In 1986, McMaster considered running for lieutenant governor and attorney general, determined he would lose, and so ran for the US Senate. He won fame for challenging his opponent, Senator Ernest Hollings, to take a drug test. Hollings, then in his 60s, replied, "Henry, I'll take a drug test if you'll take an IQ test." McMaster lost.

He ran for lieutenant governor in 1990, and lost that, too. He levered himself into the state party chairmanship from 1993 to 2002. Then he ran for attorney general and won, trading crusading against drug dealers for defending traditional marriage to get a ban on marriage equality passed (one of his chief deputies later got popped in a booze-up with a whore, in his car, in a graveyard, but let it pass, let it pass).

McMaster ran for governor in 2010 and came in third in the GOP primary to the agent of his deliverance today, UN ambassador-designate Nikki Haley.

He ran for lieutenant governor again in 2014, and his reputation for being a racist-tinged half-wit (he refused to resign from his all-white country club) came in handy against a black state senator. He won handily and has spent the last two years feuding with Haley and presiding over the state senate in, as their tradition has it, a long blue choir robe.

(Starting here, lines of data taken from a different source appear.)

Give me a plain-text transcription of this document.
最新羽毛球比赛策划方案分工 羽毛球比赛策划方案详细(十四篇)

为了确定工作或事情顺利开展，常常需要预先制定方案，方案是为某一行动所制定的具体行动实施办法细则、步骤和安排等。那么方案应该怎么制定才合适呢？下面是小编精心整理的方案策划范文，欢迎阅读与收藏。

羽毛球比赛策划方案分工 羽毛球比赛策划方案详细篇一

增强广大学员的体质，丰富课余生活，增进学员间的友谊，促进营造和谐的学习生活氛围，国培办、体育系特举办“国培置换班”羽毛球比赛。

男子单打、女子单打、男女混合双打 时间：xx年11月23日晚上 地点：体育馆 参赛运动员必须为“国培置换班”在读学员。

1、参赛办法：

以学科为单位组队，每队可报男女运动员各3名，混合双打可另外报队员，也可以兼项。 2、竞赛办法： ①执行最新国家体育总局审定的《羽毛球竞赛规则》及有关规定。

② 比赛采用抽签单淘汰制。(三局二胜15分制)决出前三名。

So Henry will get a two-year headstart on putting the "goober" back in "gubernatorial", and Mrs Haley will go to New York, where she will, doubtless, carry her greatest state initiative: instructing state workers to answer every phone call, "Hello, it's another great day in South Carolina!" with her. Call the US delegation office in New York, and you are sure to hear, "US Ambassador's Office, making America great again!"

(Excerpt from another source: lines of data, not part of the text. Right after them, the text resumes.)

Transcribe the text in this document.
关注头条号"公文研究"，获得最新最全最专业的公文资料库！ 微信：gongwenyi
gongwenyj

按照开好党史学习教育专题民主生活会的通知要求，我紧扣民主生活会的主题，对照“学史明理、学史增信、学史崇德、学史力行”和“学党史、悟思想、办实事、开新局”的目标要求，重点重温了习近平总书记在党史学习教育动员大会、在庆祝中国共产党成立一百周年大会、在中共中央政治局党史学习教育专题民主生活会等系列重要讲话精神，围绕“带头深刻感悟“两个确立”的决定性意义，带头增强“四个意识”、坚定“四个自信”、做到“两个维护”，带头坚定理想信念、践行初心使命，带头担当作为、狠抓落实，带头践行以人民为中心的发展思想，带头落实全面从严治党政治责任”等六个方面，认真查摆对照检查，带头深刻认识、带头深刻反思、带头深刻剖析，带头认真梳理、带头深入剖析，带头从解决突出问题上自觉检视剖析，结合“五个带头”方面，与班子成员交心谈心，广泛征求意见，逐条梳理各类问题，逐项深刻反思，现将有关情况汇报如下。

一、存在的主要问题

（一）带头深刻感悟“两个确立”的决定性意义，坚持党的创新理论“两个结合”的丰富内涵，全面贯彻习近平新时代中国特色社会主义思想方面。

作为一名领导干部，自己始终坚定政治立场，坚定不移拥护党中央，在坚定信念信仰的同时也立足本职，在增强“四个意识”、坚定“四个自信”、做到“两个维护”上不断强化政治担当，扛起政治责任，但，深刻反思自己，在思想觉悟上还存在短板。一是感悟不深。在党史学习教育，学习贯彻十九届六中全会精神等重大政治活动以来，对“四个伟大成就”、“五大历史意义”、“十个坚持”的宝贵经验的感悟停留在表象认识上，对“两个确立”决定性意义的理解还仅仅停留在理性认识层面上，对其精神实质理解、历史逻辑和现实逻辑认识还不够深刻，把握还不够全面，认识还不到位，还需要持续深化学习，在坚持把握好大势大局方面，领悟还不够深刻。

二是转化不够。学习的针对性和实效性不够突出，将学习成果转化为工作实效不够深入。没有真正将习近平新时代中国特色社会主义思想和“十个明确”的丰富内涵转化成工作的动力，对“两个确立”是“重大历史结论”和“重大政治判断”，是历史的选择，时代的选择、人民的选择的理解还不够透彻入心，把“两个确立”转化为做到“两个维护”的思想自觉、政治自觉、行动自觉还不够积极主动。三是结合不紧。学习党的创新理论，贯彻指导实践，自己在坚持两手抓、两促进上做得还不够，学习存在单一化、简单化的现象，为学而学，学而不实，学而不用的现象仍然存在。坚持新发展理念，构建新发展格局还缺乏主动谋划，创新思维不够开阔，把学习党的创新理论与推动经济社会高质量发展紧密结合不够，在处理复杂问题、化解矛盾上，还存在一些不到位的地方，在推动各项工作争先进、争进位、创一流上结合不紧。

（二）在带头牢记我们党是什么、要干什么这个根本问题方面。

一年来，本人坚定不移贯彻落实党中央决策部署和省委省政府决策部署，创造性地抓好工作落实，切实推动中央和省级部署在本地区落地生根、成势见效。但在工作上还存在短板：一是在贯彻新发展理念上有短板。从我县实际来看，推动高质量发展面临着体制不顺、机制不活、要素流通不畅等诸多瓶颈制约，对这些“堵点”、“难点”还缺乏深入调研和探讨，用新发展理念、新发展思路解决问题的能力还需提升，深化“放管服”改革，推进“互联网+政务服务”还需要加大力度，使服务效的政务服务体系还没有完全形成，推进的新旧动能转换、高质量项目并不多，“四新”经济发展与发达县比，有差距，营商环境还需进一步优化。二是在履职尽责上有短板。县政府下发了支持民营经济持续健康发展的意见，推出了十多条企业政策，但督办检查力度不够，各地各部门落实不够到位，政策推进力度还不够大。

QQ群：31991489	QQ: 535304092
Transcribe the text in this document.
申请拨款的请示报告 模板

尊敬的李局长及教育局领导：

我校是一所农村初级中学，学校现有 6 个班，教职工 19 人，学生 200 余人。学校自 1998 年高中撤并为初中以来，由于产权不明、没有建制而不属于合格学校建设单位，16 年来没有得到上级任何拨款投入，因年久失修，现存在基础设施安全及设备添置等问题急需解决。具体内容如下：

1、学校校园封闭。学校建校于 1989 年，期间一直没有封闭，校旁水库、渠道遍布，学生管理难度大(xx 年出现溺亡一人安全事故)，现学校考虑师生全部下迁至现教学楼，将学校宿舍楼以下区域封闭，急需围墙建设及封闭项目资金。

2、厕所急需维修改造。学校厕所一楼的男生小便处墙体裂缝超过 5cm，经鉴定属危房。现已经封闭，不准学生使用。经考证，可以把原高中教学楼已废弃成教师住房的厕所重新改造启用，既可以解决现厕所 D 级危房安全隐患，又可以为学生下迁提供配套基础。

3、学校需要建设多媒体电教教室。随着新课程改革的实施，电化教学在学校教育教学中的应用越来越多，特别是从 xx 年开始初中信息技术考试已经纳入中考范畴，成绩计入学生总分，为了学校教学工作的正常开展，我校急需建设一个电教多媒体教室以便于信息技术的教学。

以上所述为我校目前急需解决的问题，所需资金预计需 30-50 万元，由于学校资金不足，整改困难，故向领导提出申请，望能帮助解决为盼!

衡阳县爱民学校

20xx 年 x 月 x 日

Mrs Haley knows little of the world except that her parents come from India and that Boeing likes it when she goes to the Paris air show to ooh and ahh over their planes. She is, therefore, the perfect mouthpiece for an isolationist president. She can lecture other nations, in her ample free time, on how unions are wicked, and women's rights are unncessary ("Look at me! I got to be governor running against halfwits like Henry McMaster!"), and how public parks and public TV and radio are needless luxuries- like improved public education. And then, because she is only 44, we will have to endure at least two decades of her being pointlessly shortlisted as the GOP's first woman presidential nominee- as if the new Trumparty is ever gonna let THAT happen.

Happy turkey day, Henry. You earned it.